In a news release early Sunday afternoon, the Navy identified the other crew member as Lt. Rhiannon Ross, 30, of Wixom, Michigan. A spokesman for Commander, Naval Air Forces said the Navy is not releasing any other information at this time.
Ross was a member of the University of Michigan’s Navy Reserve Officer Training Corps in Ann Arbor. She served three years with Helicopter Sea Combat Squadron 26 out of Norfolk, Virginia, before joining the Florida-based Training Squadron Two in 2018.
In a post Sunday on the Facebook page of Chief of Naval Air Training, the commander of Training Squadron 2, which is part of Training Wing 5 at Naval Air Station Whiting Field in Florida, expressed his sorrow.
“I cannot express the devastation we all feel at this time,” wrote Cmdr. Wes Barnes, CO of the “Doerbirds.”
“I’d like to personally thank all of the support we have received from family, friends and colleagues from all over. I encourage everyone to take care of each other and the families directly affected by this tragedy as we navigate through the healing process.”
The two women were flying a routine mission out of Whiting Field when the turboprop aircraft went down in an Alabama residential neighborhood, said Cmdr. Zach Harrell, spokesman for Commander, Naval Air Forces, on Saturday.
“Their spirit, friendship, and devotion to their country will not be forgotten,” Harrell said in the news release Sunday.
Garrett graduated from the academy in New London, Connecticut, in May 2019, and majored in marine and environmental sciences, Kelly wrote. She was a regimental activities officer at the academy, and competed as a middle-distance runner in track and field.
“On behalf of the Coast Guard Academy I offer my sincerest condolences to her family, friends, classmates and shipmates,” Kelly wrote to the “CGA Community.” “She was a beloved member of the Class of 2019, was a leader of Echo Company and the Corps, and was outstanding as the Regimental Activities Officer. … She left an indelible mark on her classmates and the entire community, and she will be sorely missed by all.”
In a message to her fellow students in April 2019, less than a month before she graduated, Morgan offered them advice to be successful in the service and in life.
“Always seek out the next thing you can be doing to improve yourself, the people around you, and your unit as a whole because there is nothing good growing in stagnant water,” she wrote.
Navy investigators at the scene are seeking any photos or video of the aircraft in flight, WALA-TV in Mobile reported.
Photos from the scene showed smoke billowing from a home and at least two vehicles in the Gulf Coast subdivision near Foley, Alabama, where the aircraft crashed around 5 p.m. local time Friday.

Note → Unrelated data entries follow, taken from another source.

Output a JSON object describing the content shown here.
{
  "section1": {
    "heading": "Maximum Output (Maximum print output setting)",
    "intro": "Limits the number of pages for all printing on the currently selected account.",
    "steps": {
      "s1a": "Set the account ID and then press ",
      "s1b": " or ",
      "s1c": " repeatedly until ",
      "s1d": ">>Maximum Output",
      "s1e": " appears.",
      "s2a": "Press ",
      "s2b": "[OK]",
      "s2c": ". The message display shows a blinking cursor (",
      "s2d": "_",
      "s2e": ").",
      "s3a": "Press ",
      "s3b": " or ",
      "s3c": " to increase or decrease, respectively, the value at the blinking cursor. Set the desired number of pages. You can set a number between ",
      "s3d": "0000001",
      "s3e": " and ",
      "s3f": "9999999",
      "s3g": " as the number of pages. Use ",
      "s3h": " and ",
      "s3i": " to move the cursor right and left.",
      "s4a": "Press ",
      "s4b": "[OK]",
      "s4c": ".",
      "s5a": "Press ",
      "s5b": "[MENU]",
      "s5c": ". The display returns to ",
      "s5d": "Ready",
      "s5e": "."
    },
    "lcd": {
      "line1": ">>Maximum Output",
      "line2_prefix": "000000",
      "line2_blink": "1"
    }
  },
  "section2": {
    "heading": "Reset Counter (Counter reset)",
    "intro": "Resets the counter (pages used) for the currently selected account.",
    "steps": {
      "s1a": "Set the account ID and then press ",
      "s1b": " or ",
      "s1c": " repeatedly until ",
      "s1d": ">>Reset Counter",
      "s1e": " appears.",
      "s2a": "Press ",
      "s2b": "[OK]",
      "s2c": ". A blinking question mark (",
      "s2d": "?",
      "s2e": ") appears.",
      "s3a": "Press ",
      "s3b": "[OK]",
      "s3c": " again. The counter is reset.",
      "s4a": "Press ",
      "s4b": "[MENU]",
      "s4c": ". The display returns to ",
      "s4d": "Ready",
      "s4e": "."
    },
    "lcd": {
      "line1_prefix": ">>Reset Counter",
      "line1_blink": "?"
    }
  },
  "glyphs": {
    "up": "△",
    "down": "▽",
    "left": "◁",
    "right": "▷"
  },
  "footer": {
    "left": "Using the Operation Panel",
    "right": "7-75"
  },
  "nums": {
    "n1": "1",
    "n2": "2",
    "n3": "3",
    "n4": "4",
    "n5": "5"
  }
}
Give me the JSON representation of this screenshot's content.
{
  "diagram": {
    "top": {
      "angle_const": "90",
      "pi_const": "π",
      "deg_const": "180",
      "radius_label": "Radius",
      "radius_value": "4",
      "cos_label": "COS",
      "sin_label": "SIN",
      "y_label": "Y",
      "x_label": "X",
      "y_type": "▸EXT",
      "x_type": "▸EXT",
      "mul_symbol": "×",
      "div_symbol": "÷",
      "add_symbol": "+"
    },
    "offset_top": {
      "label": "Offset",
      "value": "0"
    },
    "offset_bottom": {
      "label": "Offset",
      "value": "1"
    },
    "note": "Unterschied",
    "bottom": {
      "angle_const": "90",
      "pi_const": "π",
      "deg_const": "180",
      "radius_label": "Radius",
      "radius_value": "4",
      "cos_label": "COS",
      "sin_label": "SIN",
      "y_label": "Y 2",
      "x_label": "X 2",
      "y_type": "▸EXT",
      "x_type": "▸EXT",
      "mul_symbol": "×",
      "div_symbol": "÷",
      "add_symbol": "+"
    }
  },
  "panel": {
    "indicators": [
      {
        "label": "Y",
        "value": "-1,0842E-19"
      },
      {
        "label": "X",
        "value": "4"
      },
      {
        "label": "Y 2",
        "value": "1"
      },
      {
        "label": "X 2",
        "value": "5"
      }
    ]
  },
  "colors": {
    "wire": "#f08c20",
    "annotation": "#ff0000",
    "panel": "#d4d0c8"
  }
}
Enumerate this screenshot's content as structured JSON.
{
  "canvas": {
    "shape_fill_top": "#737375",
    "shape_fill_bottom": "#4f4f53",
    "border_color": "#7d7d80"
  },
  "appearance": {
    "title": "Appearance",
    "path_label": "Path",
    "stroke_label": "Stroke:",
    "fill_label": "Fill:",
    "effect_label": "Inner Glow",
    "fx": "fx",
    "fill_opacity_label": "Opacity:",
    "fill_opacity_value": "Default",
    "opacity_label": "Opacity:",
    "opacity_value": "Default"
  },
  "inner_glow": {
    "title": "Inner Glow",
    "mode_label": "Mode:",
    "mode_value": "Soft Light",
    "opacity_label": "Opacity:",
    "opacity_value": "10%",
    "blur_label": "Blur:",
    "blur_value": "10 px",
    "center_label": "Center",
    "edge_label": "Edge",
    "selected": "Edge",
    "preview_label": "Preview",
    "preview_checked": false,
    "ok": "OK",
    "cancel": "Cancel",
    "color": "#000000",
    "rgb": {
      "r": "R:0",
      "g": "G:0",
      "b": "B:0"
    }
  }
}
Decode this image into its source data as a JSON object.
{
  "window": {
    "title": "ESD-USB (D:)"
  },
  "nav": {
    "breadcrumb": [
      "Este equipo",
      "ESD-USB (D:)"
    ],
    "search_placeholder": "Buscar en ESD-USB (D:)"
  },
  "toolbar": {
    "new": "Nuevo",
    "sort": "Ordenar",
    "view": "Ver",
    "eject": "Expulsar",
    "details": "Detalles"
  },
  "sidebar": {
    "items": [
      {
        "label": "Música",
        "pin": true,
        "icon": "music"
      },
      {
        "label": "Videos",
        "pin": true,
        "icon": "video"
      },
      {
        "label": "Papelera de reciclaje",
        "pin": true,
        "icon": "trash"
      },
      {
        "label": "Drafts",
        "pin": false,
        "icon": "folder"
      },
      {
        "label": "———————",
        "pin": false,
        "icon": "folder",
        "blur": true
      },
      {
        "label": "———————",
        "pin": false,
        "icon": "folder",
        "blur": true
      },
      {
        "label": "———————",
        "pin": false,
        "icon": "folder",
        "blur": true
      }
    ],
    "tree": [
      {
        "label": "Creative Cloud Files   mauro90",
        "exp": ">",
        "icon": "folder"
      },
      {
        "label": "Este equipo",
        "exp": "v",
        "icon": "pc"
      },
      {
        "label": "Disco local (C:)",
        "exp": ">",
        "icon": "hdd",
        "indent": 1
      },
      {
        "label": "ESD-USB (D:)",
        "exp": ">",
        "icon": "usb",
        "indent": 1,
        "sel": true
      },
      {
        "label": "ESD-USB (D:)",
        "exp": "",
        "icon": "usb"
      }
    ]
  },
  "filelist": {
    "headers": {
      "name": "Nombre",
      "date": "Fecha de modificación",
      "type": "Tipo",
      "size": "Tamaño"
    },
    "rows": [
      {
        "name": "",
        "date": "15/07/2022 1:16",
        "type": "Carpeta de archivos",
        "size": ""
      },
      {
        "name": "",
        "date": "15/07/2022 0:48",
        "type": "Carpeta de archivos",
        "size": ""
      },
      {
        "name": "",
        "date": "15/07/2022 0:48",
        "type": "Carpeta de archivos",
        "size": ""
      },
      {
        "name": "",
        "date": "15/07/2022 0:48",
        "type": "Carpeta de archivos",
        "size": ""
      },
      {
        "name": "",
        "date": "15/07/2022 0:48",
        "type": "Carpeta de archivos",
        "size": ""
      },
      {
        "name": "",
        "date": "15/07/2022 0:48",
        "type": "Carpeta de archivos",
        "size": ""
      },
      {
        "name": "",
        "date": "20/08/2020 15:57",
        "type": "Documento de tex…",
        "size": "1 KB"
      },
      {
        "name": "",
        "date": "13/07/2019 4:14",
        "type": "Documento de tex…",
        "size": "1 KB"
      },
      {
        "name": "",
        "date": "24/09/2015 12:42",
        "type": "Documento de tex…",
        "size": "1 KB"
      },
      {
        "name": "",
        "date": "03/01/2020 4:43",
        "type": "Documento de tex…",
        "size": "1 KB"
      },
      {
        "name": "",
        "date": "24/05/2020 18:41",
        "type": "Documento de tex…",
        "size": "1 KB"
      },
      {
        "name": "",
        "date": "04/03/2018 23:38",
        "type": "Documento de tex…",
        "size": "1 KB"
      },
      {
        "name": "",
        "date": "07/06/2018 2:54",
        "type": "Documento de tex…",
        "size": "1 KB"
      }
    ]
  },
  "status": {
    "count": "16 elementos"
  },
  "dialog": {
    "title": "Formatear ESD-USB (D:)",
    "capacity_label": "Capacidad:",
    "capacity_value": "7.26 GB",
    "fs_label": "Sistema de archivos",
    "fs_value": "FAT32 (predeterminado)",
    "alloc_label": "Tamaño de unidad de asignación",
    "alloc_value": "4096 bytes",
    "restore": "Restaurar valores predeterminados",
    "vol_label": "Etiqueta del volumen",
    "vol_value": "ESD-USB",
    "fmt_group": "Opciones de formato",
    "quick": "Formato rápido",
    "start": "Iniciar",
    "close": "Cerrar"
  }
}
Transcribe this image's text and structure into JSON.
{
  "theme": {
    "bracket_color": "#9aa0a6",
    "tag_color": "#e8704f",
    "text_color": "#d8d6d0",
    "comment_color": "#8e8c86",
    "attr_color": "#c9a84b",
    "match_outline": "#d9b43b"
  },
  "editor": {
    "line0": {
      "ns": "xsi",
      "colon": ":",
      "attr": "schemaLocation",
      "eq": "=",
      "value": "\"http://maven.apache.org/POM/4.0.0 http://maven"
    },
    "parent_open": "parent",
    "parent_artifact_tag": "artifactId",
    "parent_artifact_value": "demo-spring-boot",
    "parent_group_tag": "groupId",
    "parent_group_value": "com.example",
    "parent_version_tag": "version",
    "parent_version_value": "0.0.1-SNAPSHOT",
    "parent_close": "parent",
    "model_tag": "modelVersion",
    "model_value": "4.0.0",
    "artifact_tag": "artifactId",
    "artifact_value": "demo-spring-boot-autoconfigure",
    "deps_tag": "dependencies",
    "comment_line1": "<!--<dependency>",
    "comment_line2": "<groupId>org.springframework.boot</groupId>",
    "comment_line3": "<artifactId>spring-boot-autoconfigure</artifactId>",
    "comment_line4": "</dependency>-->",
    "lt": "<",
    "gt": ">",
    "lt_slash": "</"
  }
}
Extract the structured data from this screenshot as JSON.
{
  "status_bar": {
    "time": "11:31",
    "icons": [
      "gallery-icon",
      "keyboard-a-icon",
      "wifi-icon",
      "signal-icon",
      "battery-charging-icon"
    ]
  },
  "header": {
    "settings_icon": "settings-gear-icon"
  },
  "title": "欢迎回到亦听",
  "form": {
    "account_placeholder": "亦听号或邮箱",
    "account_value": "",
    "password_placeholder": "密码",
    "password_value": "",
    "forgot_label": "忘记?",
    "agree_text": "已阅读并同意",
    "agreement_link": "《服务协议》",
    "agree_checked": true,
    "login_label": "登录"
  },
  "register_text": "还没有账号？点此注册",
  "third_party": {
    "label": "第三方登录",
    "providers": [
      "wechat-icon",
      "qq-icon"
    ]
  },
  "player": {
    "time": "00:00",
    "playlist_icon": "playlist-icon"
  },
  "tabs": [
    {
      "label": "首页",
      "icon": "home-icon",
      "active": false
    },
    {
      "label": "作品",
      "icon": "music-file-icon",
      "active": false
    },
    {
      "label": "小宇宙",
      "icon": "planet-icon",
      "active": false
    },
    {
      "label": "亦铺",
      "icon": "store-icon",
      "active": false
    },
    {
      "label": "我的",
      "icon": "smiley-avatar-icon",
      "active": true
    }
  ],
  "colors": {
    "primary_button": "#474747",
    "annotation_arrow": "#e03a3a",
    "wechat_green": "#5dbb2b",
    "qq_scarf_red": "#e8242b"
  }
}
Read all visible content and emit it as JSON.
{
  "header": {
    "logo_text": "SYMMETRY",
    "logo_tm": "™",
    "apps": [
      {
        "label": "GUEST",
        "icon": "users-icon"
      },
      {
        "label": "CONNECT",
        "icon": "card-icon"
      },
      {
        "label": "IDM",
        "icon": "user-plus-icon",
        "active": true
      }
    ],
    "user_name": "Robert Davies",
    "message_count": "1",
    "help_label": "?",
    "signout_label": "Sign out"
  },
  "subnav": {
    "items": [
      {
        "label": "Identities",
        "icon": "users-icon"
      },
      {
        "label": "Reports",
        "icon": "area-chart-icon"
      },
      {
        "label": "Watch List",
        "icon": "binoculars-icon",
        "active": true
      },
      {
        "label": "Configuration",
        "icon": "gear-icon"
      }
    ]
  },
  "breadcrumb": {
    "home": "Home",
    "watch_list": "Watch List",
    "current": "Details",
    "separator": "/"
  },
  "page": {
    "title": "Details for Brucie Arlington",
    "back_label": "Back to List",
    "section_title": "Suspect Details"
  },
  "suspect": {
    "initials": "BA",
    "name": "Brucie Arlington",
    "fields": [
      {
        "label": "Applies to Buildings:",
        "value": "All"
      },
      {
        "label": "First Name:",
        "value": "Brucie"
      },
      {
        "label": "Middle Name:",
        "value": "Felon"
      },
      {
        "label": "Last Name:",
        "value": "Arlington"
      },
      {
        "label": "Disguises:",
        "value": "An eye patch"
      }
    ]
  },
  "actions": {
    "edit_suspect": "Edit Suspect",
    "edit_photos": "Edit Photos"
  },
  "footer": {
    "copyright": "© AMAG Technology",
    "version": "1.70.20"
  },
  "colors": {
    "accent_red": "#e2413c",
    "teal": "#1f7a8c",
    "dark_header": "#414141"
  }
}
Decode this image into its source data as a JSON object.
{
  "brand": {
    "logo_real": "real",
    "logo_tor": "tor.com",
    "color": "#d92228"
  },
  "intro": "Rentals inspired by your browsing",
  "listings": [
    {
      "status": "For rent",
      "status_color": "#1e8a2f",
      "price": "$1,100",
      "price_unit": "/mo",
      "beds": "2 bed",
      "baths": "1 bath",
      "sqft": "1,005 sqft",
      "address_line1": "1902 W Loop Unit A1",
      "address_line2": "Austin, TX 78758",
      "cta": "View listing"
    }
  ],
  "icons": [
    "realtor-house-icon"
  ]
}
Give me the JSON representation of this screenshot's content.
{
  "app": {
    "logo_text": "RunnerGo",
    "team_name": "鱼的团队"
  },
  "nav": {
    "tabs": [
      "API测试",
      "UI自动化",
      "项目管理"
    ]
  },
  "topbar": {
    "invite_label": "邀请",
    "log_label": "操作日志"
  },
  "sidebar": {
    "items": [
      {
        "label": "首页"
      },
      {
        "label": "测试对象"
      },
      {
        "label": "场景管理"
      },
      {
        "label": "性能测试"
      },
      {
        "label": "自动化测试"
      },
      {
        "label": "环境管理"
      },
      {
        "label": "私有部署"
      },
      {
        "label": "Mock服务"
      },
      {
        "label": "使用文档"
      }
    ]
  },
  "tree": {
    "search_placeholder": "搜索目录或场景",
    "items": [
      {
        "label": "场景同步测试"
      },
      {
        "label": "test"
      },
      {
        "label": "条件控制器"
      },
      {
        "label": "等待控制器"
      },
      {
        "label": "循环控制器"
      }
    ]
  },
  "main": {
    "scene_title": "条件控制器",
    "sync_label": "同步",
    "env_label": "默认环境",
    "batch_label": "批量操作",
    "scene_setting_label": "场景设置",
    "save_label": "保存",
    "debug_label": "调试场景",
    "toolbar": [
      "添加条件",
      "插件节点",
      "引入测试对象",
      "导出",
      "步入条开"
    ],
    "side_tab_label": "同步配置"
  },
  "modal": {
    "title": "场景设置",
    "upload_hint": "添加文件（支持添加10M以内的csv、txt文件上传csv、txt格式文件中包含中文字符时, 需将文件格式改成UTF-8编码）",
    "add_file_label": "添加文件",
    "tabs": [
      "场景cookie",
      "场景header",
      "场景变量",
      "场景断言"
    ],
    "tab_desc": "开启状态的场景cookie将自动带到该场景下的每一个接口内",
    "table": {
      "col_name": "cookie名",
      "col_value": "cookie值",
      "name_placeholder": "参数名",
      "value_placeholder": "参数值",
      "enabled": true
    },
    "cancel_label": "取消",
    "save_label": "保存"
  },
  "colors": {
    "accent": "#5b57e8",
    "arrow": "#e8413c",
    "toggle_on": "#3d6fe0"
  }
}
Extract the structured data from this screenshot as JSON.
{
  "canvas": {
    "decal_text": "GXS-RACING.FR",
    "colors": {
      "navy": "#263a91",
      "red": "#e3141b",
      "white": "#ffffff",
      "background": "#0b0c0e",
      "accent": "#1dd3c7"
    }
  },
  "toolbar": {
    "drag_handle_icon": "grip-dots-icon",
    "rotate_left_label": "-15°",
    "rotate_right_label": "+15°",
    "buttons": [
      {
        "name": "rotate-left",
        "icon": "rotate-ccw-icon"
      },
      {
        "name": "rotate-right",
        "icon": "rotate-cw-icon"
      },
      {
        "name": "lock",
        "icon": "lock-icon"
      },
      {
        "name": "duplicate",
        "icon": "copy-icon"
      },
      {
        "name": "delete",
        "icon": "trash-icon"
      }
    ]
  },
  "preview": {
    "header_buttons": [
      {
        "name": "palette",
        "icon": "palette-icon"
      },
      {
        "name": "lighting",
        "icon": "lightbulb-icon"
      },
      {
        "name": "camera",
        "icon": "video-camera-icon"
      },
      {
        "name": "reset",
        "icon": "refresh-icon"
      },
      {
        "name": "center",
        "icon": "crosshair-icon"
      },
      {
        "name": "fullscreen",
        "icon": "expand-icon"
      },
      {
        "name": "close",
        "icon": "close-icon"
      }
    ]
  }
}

No one on the ground was injured.
Staff and kids at a nearby school were still on campus in an after-school program, Baldwin County Public Schools Superintendent Eddie Tyler told WALA-TV, calling the crash “a little too close for comfort.”
In a particularly cruel twist, a Friday morning Facebook post from Chief of Naval Air Training, which immediately preceded a post announcing the crash, celebrated an historic achievement in naval aviation safety.
The Navy and Marine Corps ended fiscal 2020 without any aviation-related fatalities, a milestone dating back at least to when the sea service started keeping such records in 1922, the Naval Safety Center announced Monday.
Kelly apologized to the Coast Guard Academy community for being the bearer of such sad tidings.
“Please look out for one another,” he wrote, “especially those who knew Morgan well.”